La Segunda Guerra arrasó con las libertades conquistadas por generaciones enteras, durante siglos de lucha. Bajo esas ruinas quedaron sepultadas las utopías que le daban el triunfo a la razón, las promesas de equidad y la democratización de las sociedades.
La dimensión destructiva de la razón dejó al descubierto los fenómenos ocluidos de lo social: las violencias, lo instintivo, lo irracional y la capacidad de cuantificación y masificación social son engendros que también la razón es capaz de crear.
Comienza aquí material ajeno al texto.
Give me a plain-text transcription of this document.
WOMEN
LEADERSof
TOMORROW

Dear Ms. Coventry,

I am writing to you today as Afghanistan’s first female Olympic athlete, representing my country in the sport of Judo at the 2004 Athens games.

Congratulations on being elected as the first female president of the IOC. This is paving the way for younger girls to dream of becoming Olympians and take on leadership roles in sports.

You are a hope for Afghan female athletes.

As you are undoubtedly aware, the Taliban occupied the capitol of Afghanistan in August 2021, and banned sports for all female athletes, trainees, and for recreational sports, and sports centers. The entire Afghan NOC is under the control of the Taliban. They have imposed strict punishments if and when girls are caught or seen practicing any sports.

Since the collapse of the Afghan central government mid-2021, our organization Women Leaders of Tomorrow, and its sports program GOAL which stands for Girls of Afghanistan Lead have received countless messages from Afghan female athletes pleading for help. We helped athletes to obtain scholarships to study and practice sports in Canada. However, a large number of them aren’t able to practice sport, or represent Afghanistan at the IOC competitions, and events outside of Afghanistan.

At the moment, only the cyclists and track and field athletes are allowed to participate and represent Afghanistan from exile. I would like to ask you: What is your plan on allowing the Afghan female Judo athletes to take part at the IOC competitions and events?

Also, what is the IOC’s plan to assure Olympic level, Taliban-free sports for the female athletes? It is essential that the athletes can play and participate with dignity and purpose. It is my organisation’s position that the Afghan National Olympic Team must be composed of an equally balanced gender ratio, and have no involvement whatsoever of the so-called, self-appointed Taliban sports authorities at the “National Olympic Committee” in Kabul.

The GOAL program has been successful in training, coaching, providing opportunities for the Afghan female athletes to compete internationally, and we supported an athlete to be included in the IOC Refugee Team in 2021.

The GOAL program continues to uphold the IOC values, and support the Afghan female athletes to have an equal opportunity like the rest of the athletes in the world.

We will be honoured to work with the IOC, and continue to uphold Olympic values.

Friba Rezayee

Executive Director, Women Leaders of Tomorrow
En la actualidad, los ideales y las instituciones que los representan, más que dividirse se han fragmentado y el sujeto posmoderno ya no se identifica con el todo, sino con una parte, con un fragmento de ello. Toma algo o nada, y construye lo que llama códigos. Así establece un modo de vivir adhiriendo a ciertos valores, pero con una marcada indiferencia hacia otros.
No sabemos aún las precariedades de éste nuevo modelo; cuanto valoran su libertad, y la singularidad de sus propias vidas en una época donde el consumo los vuelve cuantificables y la indiferencia, susceptibles a la despersonalización que es el caldo de cultivo donde reina el totalitarismo.